Le gibier n'a pas augmenté ses facultés de reproduction : il n'y a pas plus d'oiseaux dans une compagnie maintenant qu'autrefois, et il y a moins de compagnies. Par contre, il y a un bien plus grand nombre de chasseurs. Comment, de cette façon, le gibier ne pourrait-il pas disparaître ? J'ai vécu pendant vingt ans dans une commune rurale du Centre, où, pourtant, la passion de la chasse n'est pas poussée à son paroxysme comme dans les régions méridionales, et où il y avait autrefois, sans pulluler cependant, assez de perdreaux gris et rouges, gris surtout, pour permettre aux amateurs de cette belle chasse de tirer quelques cartouches dans la saison. Actuellement, sur tout le territoire de cette commune où existe, pourtant, une vieille société de chasse communale, où l'on ne chasse que trois jours par semaine, où il y a une réserve respectée, vous trouveriez à peine une demi-douzaine de compagnies de grises. Les lâchers de perdrix importés n'ont jamais donné de bons résultats, et il semble que la perdrix n'y sera bientôt plus qu'à l'état d’oiseau-souvenir. C'est dommage, car ce ne sont pas les quelques lièvres qui restent qui pourront donner aux chasseurs la joie d'éviter la bredouille, commune, à présent, les jours d'ouverture. Je dus me contenter, l'an passé, ce jour-là, de deux cailles, le seul gibier rencontré. J'avais pris spécialement un permis général pour pouvoir aller faire l'ouverture dans ce département fort éloigné de mon domicile : vous avouerez que mes deux cailles me sont revenues un peu cher.

Quoi qu'il en soit, à présent, je crois bien que la belle époque de la chasse au perdreau n'est pas près de revenir, si les chasseurs continuent à ne pas vouloir y mettre du leur. Je ne parle pas des chasses privées où, tout de même, ceux qui paient bien cher leur droit de chasse ont tout intérêt à ménager leur gibier.
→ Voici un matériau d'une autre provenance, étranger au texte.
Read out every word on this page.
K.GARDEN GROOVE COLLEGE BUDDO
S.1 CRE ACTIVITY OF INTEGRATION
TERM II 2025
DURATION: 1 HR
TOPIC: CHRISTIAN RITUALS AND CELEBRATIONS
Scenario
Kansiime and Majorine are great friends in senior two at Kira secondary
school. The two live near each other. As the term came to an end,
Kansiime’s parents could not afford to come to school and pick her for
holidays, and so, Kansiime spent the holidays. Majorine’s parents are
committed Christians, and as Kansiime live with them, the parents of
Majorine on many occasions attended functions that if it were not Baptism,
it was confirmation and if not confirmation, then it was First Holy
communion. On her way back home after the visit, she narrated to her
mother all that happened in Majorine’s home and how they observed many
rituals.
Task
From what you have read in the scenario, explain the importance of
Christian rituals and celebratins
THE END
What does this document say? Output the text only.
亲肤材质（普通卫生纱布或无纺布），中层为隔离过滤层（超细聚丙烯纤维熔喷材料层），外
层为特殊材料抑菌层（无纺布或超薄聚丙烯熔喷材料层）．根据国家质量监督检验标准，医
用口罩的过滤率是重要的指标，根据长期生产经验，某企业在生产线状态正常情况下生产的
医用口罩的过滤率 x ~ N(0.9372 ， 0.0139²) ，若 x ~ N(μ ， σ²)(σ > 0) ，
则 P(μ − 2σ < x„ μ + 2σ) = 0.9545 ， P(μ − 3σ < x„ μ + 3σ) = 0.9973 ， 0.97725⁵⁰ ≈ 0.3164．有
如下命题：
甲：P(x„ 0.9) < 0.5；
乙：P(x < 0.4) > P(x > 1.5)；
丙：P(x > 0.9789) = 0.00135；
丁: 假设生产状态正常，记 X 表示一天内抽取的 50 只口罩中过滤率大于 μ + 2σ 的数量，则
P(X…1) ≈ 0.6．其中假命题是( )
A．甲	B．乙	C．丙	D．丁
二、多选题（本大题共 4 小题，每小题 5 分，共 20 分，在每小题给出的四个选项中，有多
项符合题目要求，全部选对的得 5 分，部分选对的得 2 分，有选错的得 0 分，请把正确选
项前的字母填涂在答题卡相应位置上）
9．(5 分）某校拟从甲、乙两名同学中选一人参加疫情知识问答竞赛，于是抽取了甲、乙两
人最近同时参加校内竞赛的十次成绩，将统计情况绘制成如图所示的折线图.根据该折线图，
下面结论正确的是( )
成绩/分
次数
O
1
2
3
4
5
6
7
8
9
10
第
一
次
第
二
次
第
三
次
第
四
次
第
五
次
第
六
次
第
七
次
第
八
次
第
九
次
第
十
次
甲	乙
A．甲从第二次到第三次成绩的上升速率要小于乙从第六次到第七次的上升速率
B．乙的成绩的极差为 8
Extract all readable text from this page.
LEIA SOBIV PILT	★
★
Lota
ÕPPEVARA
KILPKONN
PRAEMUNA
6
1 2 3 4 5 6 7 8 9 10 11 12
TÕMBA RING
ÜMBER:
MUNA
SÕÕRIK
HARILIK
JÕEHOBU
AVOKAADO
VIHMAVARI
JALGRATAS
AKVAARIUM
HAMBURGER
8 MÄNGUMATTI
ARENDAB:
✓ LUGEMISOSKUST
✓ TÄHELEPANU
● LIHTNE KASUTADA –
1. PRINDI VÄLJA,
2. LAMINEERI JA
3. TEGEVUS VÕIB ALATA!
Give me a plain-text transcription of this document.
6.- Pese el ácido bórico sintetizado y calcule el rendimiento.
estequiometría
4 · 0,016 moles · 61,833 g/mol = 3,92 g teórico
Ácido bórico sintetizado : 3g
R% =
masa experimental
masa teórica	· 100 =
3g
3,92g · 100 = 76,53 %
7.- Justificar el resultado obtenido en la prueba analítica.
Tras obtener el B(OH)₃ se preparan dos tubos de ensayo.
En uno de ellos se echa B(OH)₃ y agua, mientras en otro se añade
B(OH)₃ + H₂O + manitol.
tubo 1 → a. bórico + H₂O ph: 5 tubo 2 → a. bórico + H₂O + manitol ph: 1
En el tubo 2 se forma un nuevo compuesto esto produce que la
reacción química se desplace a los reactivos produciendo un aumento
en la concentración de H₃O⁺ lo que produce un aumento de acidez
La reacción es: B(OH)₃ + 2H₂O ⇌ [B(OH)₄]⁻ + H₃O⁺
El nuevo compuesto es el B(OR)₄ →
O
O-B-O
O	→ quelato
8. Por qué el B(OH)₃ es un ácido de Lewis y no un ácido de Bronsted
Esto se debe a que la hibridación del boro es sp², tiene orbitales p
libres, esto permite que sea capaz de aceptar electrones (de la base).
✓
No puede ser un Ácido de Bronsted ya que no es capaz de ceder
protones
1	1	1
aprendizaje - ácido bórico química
Ceux-là auront toujours quelques grises ou rouges à leur tableau de chasse. Mais je parle des chasses banales et communales ; là ce sera bientôt la fin. Cependant, dans les chasses communales plus ou moins bien organisées, un moyen, et facile, permettrait de reconstituer régulièrement le cheptel perdreau ; il suffirait que les chasseurs veuillent prendre la résolution de ne pas chasser les perdreaux un an sur quatre. On a bien vu, en 1914 et en 1939, de quelle façon les perdreaux, tranquilles toute une saison, ont prospéré et la quantité de compagnies peuplant les territoires de chasse après ces temps de fermeture forcée. Pourquoi les chasseurs ne s'imposeraient-ils pas d'eux-mêmes un sacrifice aussi profitable ? Ne pas tirer les perdreaux d'un an ? Mais ce serait décupler les compagnies pour la saison suivante. Et ce repeuplement naturel et consenti par tous s'en ressentirait pour les deux ou trois années suivantes. Quatre ans après, on recommencerait. Avouez que les chasseurs y trouveraient leur compte et leur agrément.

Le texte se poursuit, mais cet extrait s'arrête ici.